PHOENIX (Reuters) - A government study released on Tuesday links many wildfires in the Arizona-Mexico border region to illegal immigrant activity, a finding that Arizona Senator John McCain said backs up comments he made blaming border crossers for some of the blazes.

The study was carried out by the independent Government Accountability Office, the investigative arm of the Congress, at the request of McCain, an Arizona Republican who ran for president against Barack Obama in 2008.

It found that of 77 human-caused borderland wildfires that were investigated by federal officials from 2006 to 2010, 30 identified illegal border crossers "as a suspected source of ignition."

Investigators found half of those fires were lit to signal for help, provide warmth or cook food, although no explicit purpose was given for the remaining fires, which it noted occurred in areas known for drug smuggling.

It added that fire suppression activities were sometimes reduced at night "because of the perceived threat to firefighters' safety."

The report did not say whether any illegal immigrants had been arrested or prosecuted for starting the blazes.

McCain, who sparked a furor in June by suggesting that illegal immigrants were to blame for some of the wildfires raging near the border, welcomed the report's findings.

"This independent GAO study again confirms what U.S. Forest Service and local officials in Arizona have long known: that some of the fires along the Arizona-Mexico border are caused by people crossing the border illegally," McCain said in a statement.

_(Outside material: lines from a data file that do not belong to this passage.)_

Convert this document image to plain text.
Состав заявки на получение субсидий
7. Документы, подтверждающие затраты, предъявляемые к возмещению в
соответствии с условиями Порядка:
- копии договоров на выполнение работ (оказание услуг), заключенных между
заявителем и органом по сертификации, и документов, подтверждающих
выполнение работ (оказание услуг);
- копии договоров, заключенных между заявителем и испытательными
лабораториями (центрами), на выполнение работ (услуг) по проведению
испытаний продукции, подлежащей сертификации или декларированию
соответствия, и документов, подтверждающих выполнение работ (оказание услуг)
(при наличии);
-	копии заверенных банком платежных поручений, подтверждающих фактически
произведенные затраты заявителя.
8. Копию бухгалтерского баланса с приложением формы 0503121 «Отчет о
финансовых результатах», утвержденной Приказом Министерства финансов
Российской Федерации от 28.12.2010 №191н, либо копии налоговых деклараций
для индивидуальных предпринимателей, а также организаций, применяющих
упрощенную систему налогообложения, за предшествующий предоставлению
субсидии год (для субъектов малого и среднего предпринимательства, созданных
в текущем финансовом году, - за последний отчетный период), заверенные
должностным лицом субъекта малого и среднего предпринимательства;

"The report further found that firefighting activities have sometimes been delayed while waiting for law enforcement escorts as protection from armed smugglers, which could cause fires to grow larger and more damaging," he added.

Among blazes that scorched tinder-dry forests in the Arizona borderlands this year were the Horseshoe Two and Monument fires that together burned more than 400 square miles and destroyed more than 60 homes.

The largest blaze in the state's history, the so-called Wallow Fire, torched more than 800 square miles. Two cousins from southern Arizona, who allegedly left a campfire unattended, were later charged with starting that fire.

McCain drew criticism when he told a news conference after visiting the Wallow Fire that there was "substantial evidence that some of these fires have been caused by people who have crossed our border illegally."

Some critics accused McCain of trying to single out illegal immigrants as scapegoats before the cause of the fires had been officially determined.

"I hope this report is a lesson to the activists and public officials that would prefer to engage in partisan character attacks rather than help focus the discussion on the vital need secure our southern border," McCain said on Tuesday.

The GAO report estimates that the federal government spent $33 million fighting human-caused fires along the Arizona-Mexico border between 2006 and 2010.